Poetry as a response, fire

Here is another “poets respond” poem. Writing a poem in a week–or less than a week–is hard for me. I generally write slowly and revise a lot. But the Rattle Poets Respond challenge has goaded me to get off my ass when I hear stories like last week’s and like this one. Both stories have come to me through non-US channels–had I not been in my car during BBC or CBC programs, I might not have heard them.

I offer both the link to the story and my poem responding to the alleged arson in Bautzen, Germany. What struck me hardest was the description of some of the crowd that gathered showing “undisguised joy,” as if ownership of the past stays with those generations. That reminded me of my own country, the U.S., where not long ago angry crowds gathered to block children who were fleeing Central America.

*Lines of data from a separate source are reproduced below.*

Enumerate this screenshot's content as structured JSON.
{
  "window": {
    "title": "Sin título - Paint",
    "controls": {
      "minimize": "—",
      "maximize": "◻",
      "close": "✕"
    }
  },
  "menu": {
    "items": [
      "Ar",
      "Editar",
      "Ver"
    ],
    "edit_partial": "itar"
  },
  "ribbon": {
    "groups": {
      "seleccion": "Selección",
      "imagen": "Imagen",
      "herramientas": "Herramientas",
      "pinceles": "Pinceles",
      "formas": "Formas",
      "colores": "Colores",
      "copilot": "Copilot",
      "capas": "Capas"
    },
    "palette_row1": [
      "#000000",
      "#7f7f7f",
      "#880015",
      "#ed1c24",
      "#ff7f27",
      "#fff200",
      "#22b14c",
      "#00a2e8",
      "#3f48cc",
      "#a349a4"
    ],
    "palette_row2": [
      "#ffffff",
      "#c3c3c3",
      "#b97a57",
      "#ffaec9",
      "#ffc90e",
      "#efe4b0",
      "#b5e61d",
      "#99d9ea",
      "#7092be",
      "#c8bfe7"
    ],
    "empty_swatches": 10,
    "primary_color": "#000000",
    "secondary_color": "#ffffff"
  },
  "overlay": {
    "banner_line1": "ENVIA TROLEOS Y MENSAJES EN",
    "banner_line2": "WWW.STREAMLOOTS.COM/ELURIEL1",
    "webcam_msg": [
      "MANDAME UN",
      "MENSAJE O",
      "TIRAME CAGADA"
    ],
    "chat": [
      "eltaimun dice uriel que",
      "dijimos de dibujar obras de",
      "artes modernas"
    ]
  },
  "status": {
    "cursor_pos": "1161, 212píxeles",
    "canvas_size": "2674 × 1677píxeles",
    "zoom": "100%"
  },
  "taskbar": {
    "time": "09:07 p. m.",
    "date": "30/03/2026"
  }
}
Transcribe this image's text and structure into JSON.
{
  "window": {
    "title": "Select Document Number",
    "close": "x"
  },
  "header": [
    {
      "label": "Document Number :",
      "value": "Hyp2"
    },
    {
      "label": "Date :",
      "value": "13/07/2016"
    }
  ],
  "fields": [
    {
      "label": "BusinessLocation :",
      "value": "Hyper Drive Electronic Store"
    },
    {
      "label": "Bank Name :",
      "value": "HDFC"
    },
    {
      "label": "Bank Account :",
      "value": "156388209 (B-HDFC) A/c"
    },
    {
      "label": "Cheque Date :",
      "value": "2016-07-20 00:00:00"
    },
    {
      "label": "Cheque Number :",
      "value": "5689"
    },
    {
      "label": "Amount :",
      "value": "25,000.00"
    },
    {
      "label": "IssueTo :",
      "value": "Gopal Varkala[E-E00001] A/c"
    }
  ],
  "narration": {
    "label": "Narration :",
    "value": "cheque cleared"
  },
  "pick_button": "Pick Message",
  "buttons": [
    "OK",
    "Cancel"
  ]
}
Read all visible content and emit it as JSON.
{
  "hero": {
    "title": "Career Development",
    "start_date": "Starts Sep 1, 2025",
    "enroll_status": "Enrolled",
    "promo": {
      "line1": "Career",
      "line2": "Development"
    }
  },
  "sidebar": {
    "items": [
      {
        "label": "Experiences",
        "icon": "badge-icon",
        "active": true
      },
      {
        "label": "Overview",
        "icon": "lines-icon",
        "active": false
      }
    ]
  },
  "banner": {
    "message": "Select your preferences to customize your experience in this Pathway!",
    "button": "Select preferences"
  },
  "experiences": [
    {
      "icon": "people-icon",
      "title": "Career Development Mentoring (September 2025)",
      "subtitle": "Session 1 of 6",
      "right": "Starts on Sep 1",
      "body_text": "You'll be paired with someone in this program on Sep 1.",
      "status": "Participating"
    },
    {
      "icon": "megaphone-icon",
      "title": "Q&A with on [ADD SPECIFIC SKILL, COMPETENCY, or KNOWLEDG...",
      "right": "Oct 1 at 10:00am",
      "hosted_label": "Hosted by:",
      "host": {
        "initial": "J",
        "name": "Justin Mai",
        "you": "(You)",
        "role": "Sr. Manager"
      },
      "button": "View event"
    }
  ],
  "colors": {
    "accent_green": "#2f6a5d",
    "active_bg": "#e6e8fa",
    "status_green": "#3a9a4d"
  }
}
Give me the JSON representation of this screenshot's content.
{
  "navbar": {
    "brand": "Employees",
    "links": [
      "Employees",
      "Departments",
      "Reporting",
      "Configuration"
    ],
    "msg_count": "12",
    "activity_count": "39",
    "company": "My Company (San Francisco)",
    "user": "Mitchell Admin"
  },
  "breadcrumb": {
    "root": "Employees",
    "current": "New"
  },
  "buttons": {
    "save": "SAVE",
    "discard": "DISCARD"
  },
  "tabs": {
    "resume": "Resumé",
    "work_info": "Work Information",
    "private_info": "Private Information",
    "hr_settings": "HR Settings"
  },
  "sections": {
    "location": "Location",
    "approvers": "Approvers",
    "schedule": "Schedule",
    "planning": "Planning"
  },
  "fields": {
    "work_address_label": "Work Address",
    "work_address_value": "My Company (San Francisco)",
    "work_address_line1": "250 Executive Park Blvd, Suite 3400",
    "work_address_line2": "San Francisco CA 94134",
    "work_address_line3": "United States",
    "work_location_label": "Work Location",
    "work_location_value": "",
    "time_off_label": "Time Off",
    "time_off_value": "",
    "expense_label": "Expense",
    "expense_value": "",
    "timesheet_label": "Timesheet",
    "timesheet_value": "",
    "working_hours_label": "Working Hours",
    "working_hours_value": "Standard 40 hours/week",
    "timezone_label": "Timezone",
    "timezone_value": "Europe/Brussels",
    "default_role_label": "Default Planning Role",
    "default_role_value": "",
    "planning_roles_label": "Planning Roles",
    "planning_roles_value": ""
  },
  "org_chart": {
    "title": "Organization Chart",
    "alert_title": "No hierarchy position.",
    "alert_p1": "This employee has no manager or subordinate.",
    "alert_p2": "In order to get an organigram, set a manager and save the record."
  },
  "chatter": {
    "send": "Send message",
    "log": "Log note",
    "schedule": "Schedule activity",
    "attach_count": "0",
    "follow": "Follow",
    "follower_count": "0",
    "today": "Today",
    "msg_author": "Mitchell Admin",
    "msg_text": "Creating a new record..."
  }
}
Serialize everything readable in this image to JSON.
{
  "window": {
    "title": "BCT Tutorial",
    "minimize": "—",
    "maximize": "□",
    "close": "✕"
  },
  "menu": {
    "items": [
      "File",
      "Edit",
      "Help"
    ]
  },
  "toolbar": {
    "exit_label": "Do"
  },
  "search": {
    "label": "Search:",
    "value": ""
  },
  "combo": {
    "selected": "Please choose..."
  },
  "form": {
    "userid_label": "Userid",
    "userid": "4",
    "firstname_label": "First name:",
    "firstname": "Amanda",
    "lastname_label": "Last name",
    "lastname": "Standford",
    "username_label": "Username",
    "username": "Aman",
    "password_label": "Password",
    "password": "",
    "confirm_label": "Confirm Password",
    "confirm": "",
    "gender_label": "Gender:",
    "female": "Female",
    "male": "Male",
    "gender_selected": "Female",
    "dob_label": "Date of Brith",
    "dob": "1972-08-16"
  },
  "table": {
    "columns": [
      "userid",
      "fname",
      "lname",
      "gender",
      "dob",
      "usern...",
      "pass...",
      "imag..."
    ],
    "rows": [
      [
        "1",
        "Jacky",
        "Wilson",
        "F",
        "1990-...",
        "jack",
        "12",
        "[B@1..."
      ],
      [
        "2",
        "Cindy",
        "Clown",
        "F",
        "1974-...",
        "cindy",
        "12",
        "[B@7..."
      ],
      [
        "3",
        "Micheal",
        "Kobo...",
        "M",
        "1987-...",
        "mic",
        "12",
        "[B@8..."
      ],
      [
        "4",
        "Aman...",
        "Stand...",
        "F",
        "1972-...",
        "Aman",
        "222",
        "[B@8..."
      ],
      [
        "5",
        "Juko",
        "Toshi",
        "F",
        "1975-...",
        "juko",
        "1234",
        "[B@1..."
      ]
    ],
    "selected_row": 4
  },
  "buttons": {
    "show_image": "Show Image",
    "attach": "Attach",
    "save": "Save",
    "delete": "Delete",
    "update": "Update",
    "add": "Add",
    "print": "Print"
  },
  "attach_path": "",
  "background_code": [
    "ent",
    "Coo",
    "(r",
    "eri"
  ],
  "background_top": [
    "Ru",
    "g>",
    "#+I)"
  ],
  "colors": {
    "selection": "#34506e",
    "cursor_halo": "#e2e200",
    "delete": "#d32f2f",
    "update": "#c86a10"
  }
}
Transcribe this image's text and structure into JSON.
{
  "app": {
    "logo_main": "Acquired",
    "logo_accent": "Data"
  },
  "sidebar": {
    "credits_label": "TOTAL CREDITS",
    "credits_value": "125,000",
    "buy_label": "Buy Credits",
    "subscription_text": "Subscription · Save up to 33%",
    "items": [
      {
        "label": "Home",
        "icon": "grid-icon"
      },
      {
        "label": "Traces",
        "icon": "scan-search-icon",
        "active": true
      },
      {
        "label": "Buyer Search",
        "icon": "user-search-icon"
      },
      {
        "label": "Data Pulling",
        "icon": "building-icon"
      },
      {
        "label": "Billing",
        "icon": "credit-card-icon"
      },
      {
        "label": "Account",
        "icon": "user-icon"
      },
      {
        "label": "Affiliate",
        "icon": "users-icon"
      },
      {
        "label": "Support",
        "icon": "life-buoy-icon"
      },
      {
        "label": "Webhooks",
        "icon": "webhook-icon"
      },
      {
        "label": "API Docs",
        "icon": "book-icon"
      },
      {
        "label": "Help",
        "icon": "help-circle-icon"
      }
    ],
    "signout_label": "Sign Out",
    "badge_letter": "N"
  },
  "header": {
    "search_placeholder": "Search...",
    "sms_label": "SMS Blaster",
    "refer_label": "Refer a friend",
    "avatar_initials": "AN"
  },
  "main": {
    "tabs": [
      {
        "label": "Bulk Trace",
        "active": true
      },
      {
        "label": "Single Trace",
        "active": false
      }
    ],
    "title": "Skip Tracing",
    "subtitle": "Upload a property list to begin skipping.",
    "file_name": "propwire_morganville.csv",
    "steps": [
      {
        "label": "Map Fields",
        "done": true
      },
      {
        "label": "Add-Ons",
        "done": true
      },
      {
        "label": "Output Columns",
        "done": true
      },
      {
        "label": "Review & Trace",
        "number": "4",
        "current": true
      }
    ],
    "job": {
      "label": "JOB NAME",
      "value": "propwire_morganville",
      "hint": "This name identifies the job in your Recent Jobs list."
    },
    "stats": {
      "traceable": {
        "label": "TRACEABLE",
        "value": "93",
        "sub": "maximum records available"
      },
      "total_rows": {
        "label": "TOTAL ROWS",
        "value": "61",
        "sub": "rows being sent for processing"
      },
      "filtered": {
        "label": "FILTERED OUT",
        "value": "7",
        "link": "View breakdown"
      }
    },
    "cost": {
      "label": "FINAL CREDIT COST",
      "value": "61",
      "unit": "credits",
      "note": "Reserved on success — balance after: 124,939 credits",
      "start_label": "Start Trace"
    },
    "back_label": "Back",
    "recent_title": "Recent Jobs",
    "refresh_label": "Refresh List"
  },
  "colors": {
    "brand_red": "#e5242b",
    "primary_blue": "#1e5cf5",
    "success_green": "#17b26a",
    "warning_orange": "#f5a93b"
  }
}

Staring at the light and the smoke
in the cold in the crowd in the night—
and they say you are beaming, say
undisguised joy as the blaze licks and leaps,
shivers ground to sky, fire eating
through the empty hotel, consuming
rooms for people coming from the south
and when you hear the sirens, you start
to slow the trucks—a little hinder,
a lot of hell and ashes. In the morning,
soot stains on pale rose walls,
busted windows, charred bone rafters.

I’ve seen your pack slathering
closer to home—not fire, but a lot of teeth,
eyes scorching as they blocked the buses
filled with children coming from the south.
I remember in the movie Shoah,
the women of a town across the border
smiled, laughed even, said they were glad
when the Jewish girls were taken away.